Kurt opens the plastic bag he's been carrying for Blaine to look inside. There are some clothes inside that look like they could be high-end, but it's hard to tell for sure thanks to the sticky vibrant blue splash stains they are covered in.
"They dump slushies on people? And no one stops them?" Great. Apparently Blaine has been enrolled in a clown school.
Kurt shrugs.
"It is what it is," he says, as he leads Blaine to his locker before going to open one a few spaces down. "Try to be one of the cool kids, Blaine. That hair of yours is a little unruly. If it ever gets slushied I'm worried it may mutate into corn syrup-based dread locks, and none of us would want that, believe me."
"What if I can't swing it as a cool kid?" Blaine asks. "Am I allowed to talk to you then?"

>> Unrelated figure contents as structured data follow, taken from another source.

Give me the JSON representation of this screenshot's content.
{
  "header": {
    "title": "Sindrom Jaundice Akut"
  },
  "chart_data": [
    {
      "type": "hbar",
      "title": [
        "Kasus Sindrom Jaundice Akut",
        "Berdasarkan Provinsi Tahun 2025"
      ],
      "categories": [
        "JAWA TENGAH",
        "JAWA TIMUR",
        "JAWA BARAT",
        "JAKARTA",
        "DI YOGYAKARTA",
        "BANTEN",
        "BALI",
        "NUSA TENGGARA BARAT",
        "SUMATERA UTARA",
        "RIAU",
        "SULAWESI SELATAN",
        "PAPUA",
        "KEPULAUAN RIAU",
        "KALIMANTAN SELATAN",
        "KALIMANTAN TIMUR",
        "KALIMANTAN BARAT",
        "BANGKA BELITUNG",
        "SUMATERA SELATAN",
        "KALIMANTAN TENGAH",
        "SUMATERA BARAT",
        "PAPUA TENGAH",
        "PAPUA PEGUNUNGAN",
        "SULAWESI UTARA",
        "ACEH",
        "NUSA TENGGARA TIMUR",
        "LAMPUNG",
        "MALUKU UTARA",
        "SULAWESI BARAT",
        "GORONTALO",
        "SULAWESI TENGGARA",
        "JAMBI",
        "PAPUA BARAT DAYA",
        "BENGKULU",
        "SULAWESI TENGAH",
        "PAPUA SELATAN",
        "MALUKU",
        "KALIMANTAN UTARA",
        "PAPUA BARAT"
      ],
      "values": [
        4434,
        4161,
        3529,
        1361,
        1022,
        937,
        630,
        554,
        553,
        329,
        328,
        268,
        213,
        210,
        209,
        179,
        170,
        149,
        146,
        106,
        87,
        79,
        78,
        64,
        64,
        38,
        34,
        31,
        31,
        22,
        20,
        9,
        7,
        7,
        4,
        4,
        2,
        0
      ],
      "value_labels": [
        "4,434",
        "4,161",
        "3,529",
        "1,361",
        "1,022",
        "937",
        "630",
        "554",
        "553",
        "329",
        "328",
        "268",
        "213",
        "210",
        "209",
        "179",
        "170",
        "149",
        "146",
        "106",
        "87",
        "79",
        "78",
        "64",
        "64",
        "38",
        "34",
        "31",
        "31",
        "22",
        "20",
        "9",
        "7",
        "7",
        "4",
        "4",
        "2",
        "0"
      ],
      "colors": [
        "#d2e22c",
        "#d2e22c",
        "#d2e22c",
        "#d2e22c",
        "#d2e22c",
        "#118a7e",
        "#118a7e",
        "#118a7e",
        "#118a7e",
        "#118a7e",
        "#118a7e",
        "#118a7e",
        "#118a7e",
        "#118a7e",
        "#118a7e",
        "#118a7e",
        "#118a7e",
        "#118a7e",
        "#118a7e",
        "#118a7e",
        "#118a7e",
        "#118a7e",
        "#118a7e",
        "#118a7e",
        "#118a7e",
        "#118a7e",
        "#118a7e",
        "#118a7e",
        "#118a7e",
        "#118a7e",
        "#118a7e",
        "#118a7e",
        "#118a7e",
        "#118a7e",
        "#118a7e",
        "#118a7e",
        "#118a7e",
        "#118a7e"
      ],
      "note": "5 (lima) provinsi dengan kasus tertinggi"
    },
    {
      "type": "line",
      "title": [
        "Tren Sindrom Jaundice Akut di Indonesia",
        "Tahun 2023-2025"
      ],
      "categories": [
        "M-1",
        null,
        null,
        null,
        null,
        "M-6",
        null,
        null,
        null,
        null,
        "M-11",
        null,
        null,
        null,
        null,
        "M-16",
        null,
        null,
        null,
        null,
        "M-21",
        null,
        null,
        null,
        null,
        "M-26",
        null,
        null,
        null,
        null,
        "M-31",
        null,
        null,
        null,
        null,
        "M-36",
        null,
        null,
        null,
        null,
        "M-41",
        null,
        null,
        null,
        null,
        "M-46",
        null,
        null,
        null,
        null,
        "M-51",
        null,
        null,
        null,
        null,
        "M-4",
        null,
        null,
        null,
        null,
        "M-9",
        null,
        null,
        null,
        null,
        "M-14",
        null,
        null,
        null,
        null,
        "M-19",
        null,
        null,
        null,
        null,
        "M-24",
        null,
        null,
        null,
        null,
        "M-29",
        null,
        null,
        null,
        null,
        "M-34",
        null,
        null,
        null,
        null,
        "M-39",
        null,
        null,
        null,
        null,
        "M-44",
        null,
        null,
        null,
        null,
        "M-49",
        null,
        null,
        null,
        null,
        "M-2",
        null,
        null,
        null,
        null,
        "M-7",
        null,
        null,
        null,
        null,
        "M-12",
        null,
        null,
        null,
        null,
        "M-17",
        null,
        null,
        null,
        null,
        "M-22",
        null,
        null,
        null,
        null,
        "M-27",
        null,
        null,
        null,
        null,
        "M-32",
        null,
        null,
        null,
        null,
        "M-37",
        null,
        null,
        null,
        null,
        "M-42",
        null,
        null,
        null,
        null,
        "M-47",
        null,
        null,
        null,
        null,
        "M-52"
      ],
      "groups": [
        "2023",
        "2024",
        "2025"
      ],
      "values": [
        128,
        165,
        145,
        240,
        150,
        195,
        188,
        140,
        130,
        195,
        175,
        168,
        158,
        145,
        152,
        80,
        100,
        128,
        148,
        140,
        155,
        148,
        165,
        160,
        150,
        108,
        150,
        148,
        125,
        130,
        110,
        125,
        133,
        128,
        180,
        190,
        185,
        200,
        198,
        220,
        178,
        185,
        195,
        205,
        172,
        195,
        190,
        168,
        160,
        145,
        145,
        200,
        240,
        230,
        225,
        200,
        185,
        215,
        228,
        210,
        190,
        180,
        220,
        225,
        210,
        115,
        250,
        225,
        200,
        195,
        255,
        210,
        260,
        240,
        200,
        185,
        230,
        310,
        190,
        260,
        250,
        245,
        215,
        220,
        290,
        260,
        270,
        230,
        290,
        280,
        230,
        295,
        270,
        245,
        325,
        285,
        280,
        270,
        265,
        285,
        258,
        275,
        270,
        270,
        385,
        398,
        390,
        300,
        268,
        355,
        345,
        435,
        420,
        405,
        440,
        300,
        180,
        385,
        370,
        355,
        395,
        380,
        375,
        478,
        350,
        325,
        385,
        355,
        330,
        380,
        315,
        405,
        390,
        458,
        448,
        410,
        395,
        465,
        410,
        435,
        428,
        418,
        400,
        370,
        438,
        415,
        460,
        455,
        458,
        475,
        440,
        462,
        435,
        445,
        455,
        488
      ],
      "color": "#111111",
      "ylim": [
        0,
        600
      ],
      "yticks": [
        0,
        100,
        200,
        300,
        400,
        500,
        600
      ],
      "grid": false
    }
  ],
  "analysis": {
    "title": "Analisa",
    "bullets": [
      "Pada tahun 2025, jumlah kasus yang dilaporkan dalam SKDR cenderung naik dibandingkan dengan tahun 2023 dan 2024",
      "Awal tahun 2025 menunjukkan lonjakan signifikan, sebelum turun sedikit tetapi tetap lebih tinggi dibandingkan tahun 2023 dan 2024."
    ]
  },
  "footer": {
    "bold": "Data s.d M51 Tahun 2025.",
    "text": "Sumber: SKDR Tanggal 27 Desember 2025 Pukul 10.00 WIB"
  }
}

"Blaine, if you can't make it as a cool kid, I will personally invite you to join the rest of the lost causes in glee club."
"You're in the glee club?" Blaine asks, remembering what Figgins said and wondering if by "social deviants" he meant "gay" or possibly just "not popular". "Thanks for the invitation Kurt, but I think I'll pass. I've never sung in front of an audience before in my life."
Kurt waves his hand dismissively.
"Don't get ahead of yourself," he says. "No actually cares if you can sing in show choir so long as there's a strong soloist to cover your mistakes. But I didn't actually invite you yet. There is a strict protocol for joining New Directions, Blaine. You're only in if you are the lamest person in school or the coolest. The cool kids can handle the hit to their social status, and the rest of us never rated in the first place."
"I see," Blaine says, as he silently wonders how talking to someone he's just met could possibly be so easy. "Well, how will I know if suddenly qualify for your super exclusive extracurricular?"
"We'll let you know," Kurt says with a knowing smile. "There's a giant bat signal attached to the roof of the school, only it's a music note instead of a bat, and it'll start blinking your name in Morse code. We don't do things by halves in glee club."